HTTP2 with libcurl

 Spec: http://tools.ietf.org/html/draft-ietf-httpbis-http2

 Document explaining it: http://daniel.haxx.se/http2/

 Build prerequisites
  - nghttp2
  - OpenSSL, NSS, GnutTLS or PolarSSL with a new enough version

 nghttp2 (https://github.com/tatsuhiro-t/nghttp2)

  libcurl uses this 3rd party library for the low level protocol handling
  parts. The reason for this is that HTTP/2 is much more complex at that layer
  than HTTP/1.1 (which we implement on our own) and that nghttp2 is an already
  existing and well functional library.

  Right now, nghttp2 implements http2 draft-14

  We require at least version 0.6.0

 Over an http:// URL

  If CURLOPT_HTTP_VERSION is set to CURL_HTTP_VERSION_2_0, libcurl will
  include an upgrade header in the initial request to the host to allow
  upgrading to http2.

  Possibly we can later introduce an option that will cause libcurl to fail if
  not possible to upgrade. Possibly we introduce an option that makes libcurl
  use http2 at once over http://

 Over an https:// URL

  If CURLOPT_HTTP_VERSION is set to CURL_HTTP_VERSION_2_0, libcurl will use
  ALPN (or NPN) to negotiate which protocol to continue with. Possibly
  introduce an option that will cause libcurl to fail if not possible to use
  http2.  Consider options to explicitly disable ALPN and/or NPN.
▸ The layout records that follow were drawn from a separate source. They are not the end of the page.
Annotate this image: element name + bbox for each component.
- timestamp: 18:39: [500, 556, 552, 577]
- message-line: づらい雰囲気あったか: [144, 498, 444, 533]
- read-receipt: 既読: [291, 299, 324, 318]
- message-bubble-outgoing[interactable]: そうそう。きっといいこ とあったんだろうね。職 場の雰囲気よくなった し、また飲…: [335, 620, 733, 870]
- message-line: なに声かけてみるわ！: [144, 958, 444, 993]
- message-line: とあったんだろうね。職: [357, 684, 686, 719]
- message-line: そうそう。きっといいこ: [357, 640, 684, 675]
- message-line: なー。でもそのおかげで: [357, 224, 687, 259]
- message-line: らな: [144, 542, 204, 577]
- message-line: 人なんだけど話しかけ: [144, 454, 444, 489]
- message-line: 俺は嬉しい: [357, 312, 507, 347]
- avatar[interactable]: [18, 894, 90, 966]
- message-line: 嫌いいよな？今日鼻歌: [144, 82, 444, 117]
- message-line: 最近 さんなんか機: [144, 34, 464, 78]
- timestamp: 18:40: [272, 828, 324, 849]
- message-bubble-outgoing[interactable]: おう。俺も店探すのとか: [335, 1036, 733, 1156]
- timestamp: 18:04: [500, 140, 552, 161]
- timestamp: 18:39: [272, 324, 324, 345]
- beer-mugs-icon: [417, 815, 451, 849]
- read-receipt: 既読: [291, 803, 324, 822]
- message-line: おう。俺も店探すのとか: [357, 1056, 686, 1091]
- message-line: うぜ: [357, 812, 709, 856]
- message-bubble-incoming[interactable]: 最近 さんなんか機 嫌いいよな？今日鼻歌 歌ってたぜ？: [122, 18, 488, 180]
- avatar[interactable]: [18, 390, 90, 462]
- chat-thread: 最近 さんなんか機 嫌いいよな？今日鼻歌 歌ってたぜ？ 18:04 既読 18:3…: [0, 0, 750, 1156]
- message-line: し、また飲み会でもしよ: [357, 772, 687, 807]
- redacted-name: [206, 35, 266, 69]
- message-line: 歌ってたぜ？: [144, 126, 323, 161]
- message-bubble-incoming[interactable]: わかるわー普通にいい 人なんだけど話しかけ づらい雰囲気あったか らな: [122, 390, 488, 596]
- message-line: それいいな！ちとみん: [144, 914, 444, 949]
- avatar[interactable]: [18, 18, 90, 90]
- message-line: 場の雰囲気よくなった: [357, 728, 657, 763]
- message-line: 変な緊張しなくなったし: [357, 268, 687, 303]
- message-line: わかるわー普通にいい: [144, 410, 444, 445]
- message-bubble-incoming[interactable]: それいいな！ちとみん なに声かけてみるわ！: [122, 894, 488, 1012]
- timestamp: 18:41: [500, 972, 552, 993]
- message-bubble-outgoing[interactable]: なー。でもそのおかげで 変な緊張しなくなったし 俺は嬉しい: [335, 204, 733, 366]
  ALPN is the TLS extension that http2 is expected to use. The NPN extension
  is for a similar purpose, was made prior to ALPN and is used for SPDY so
  early http2 servers are implemented using NPN before ALPN support is
  widespread.

SSL libs

  The challenge is the ALPN and NPN support and all our different SSL
  backends. You may need a fairly updated SSL library version for it to
  provide the necessary TLS features. Right now we support:

    OpenSSL:  ALPN and NPN
    NSS:      ALPN and NPN
    GnuTLS:   ALPN
    PolarSSL: ALPN

HTTP Alternative Services

  Alt-Svc is a suggested extension with a corresponding frame (ALTSVC) in
  http2 that tells the client about an alternative "route" to the same content
  for the same origin server that you get the response from. A browser or
  long-living client can use that hint to create a new connection
  asynchronously.  For libcurl, we may introduce a way to bring such clues to
  the applicaton and/or let a subsequent request use the alternate route
  automatically. Spec:
  http://tools.ietf.org/html/draft-ietf-httpbis-alt-svc-05

Applications

  We hide http2's binary nature and convert received http2 traffic to headers
  in HTTP 1.1 style. This allows applications to work unmodified.

curl tool

  curl offers the --http2 command line option to enable use of http2

TODO:

  - Implement multiplexing

  - How to tell libcurl when using the multi interface that all or some of the
    handles are allowed to re-use the same physical connection. Can we just
    re-use existing pipelining logic?

  - Provide API to set priorities / dependencies of individual streams

  - Implement "prior-knowledge" HTTP/2 connecitons over clear text so that
    curl can connect with HTTP/2 at once without 1.1+Upgrade.